Propane physical cargo prices in Northwest Europe climbed to a three-year high versus physical naphtha cargoes on February 1 as bullish data on US-wide propane and propylene inventories boosted the propane CIF ARA swap and refrigerated cargo values, while the NWE naphtha market remained stable on steady fundamentals.
Looking forward, however, the discount of the front-month CIF ARA propane swap to the equivalent CIF NWE naphtha swap widened to $65.50/mt Thursday from $65/mt Wednesday. This equates to the front-month CIF ARA propane swap being valued at 86.7% of the respective naphtha swap, down from a value around the 90%-mark throughout the second half of January.
In the physical market for refrigerated propane cargoes fundamentals meanwhile remained tight for the first half of March, but market participants expected the complex to weaken into the second half of the month which should see more olefin producers re-entering the buy-side.
Platts assessed propane large cargoes at $443/mt CIF NWE, down $5/mt on at a $16/mt premium over the March CIF ARA propane swap, up from a $12/mt premium the previous day.
A softening Asian propane market, due to the end of the winter season and turnarounds at Chinese propane dehydrogenation plants, should lead to more spot propane flowing from the US Gulf Coast into Northwest Europe.
"Petchems still crack naphtha in February, but will go back to propane in March," a naphtha trader said.
Butane is also likely to increasingly enter the cracking feedstock slate throughout March. As the winter season comes to an end butane spot availability ex-refineries in Northwest Europe should improve, as refineries use less tons for blending of winter specification gasoline.

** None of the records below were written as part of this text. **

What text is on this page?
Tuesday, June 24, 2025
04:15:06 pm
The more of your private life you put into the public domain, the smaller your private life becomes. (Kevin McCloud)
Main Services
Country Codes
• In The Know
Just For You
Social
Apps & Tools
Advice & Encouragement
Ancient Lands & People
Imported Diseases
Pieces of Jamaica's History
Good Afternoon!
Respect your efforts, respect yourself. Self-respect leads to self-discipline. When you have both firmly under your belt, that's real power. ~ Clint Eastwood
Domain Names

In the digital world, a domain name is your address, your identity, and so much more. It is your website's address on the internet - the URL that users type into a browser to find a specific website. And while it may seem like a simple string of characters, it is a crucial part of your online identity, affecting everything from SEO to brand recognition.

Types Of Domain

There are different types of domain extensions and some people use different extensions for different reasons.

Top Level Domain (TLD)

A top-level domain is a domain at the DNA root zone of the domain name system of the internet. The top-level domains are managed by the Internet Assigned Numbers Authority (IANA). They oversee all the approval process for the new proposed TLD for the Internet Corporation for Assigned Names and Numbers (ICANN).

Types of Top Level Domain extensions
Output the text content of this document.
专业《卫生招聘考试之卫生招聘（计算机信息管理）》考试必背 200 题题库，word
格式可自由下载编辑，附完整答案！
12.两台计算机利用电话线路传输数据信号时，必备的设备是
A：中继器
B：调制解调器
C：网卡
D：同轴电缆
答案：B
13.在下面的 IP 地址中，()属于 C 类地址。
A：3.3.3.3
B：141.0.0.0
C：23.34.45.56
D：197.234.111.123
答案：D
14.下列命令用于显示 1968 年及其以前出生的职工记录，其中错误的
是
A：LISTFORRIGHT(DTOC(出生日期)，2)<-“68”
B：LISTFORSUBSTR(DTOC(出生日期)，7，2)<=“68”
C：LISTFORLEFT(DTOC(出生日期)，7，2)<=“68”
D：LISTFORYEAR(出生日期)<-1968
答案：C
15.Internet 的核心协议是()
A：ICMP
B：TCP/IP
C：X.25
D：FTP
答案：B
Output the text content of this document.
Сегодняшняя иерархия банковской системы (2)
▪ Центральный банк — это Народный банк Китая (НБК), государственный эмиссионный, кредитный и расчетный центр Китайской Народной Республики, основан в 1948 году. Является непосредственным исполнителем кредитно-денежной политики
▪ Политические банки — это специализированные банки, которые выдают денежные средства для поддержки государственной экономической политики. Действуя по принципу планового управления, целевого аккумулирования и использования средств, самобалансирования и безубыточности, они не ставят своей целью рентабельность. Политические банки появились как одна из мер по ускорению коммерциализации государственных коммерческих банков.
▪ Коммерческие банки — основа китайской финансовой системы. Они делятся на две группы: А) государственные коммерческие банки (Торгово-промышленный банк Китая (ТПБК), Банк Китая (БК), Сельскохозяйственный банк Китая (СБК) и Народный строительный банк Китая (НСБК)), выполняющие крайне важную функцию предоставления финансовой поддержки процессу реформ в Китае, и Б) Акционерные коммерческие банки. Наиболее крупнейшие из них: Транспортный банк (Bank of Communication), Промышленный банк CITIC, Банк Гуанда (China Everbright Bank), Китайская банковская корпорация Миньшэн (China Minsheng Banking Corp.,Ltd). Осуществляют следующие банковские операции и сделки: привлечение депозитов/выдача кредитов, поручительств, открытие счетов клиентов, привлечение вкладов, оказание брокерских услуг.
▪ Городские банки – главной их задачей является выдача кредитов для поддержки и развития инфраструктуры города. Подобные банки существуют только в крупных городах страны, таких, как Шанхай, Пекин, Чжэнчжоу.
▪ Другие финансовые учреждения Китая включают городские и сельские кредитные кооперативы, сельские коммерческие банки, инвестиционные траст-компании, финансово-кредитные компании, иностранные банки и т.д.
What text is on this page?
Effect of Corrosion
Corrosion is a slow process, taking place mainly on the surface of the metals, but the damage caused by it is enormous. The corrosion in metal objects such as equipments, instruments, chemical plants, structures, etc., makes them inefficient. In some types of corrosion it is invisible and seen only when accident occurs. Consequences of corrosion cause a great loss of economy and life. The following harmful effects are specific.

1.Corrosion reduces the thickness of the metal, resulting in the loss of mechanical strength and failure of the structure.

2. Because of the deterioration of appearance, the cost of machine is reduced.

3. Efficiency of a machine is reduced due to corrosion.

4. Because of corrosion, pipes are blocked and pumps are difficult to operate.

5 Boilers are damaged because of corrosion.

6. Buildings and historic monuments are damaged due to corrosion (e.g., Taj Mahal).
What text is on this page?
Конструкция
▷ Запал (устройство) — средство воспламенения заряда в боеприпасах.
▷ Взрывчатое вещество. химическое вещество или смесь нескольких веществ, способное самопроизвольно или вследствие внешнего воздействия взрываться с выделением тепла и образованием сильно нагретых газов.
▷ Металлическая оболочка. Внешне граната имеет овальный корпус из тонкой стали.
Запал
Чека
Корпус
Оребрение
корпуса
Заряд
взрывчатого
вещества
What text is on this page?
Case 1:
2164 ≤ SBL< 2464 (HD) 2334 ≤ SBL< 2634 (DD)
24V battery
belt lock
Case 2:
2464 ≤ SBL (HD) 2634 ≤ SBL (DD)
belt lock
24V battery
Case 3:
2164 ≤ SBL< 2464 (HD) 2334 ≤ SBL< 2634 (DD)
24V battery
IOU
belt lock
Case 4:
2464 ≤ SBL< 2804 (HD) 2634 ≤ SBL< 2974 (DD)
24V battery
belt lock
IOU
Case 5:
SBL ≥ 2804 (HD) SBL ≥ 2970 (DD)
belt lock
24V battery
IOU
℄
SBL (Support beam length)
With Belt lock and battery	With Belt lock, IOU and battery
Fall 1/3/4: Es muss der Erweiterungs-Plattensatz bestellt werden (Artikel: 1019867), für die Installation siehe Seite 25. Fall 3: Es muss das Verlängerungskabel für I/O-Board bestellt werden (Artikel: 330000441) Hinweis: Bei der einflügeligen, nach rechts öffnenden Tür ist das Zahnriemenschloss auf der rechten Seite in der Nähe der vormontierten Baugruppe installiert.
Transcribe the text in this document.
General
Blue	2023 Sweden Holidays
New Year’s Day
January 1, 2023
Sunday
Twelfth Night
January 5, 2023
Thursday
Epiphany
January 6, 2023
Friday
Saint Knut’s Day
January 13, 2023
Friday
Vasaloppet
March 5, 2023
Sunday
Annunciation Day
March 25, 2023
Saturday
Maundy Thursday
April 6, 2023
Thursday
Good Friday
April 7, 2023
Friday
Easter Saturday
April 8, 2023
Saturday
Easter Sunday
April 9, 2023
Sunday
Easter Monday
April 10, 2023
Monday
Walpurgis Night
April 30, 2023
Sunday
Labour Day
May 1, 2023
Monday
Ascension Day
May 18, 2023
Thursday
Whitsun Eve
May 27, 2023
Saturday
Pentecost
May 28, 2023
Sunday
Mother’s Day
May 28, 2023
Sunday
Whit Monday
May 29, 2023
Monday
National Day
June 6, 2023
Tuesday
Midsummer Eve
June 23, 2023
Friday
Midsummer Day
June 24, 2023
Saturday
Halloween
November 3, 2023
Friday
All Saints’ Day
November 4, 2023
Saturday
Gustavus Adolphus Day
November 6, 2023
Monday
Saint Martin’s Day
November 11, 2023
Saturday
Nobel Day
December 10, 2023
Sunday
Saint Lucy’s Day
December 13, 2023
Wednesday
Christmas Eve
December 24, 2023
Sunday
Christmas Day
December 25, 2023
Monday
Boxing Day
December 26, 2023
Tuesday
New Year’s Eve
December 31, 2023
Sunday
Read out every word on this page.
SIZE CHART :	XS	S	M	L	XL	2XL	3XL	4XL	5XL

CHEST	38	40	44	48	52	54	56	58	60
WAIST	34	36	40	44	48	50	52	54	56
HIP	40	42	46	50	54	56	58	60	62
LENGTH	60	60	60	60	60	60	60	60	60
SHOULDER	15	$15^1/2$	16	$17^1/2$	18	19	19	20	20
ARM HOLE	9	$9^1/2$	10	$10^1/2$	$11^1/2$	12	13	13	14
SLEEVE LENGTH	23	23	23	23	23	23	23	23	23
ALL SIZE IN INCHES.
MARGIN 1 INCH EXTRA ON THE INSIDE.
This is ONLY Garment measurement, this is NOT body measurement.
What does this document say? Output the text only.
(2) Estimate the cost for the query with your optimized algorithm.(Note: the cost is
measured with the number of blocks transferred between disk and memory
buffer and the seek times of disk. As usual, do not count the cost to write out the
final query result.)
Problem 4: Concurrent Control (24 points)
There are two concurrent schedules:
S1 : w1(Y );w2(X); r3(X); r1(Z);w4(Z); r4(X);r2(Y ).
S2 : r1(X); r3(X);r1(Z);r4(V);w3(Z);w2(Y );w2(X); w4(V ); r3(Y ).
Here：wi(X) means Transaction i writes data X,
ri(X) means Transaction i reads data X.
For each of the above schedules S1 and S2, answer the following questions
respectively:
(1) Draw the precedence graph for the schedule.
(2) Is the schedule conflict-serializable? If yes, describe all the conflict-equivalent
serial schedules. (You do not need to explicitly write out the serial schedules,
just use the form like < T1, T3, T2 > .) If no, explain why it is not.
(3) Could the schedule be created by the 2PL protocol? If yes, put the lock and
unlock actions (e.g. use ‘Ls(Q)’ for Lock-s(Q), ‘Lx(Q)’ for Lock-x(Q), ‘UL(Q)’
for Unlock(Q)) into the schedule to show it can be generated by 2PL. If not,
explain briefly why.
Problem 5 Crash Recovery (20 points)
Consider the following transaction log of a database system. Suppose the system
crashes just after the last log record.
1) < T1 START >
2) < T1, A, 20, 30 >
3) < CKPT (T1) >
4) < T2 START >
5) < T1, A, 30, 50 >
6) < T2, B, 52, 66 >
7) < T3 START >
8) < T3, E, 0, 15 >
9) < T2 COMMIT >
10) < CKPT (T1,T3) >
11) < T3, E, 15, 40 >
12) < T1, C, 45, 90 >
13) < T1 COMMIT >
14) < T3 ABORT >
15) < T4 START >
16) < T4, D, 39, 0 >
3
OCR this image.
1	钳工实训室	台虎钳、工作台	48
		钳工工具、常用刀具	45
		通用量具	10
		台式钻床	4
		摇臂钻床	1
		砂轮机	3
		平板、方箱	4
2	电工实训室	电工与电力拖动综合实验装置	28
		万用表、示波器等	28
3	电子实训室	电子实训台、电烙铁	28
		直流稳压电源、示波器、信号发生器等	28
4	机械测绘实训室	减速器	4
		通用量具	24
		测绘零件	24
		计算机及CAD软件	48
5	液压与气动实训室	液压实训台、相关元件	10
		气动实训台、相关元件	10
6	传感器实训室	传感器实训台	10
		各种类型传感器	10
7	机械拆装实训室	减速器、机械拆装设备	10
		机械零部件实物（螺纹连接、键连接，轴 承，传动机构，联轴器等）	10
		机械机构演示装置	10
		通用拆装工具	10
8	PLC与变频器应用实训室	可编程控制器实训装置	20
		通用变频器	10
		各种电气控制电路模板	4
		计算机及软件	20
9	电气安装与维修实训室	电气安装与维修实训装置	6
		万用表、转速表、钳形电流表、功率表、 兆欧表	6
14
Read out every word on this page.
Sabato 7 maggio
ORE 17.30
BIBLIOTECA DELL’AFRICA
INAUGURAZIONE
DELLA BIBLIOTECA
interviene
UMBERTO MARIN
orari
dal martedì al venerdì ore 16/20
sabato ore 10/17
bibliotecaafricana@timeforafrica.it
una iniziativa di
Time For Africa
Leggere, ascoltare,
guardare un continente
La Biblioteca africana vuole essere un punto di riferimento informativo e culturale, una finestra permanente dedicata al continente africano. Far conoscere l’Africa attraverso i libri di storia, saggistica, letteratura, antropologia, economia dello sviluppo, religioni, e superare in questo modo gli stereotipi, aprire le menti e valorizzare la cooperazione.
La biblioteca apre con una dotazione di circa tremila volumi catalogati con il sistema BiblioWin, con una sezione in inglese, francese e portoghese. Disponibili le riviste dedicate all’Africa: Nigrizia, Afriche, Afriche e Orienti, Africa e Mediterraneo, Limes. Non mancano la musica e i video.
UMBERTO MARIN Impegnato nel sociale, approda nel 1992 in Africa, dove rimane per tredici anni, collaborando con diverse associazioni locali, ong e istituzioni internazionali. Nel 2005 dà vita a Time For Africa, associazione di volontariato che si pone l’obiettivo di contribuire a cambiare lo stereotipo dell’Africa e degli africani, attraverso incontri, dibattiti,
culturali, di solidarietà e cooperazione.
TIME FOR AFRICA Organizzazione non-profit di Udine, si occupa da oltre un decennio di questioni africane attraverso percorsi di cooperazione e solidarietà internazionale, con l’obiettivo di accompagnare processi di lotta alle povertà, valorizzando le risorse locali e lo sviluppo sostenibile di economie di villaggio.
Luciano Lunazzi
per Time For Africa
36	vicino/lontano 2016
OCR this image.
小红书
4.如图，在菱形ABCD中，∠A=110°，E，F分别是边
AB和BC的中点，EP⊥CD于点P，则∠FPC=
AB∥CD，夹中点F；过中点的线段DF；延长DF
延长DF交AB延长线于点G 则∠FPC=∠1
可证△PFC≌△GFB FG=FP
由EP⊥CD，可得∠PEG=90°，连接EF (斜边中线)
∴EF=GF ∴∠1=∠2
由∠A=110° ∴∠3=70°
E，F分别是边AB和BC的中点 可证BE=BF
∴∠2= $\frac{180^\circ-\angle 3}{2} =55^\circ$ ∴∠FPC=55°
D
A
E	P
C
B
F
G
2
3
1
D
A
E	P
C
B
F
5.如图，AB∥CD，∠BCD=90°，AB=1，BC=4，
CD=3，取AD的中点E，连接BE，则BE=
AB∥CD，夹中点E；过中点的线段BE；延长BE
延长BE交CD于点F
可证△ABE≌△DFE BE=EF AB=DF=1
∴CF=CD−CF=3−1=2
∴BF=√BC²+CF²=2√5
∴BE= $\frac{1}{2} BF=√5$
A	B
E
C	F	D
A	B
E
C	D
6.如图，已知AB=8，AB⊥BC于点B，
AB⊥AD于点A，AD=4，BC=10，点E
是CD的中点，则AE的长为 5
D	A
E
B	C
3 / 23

Winter specification gasoline has less restrictive Reid Vapor Pressure constraints than summer specification product and thus allows more blending of the relatively cheap, but RVP-intense, octane-booster butane.
"We are going to the spring season, so LPG should weaken, definitely for butane as people can't use butane to blend into summer gasoline," another end-user said.
When exactly olefin producers will start cracking more butane will, however, not only depend on availability ex-NWE refineries but also on the Mediterranean butane complex. A strong Med butane market has recently attracted NWE volumes, making it difficult for olefin producers in Northwest Europe to compete for the gas.
Platts assessed butane coasters at $483/mt CIF NWE Thursday, down $9/mt on the day and at 97.9% of physical naphtha, widely stable on the day.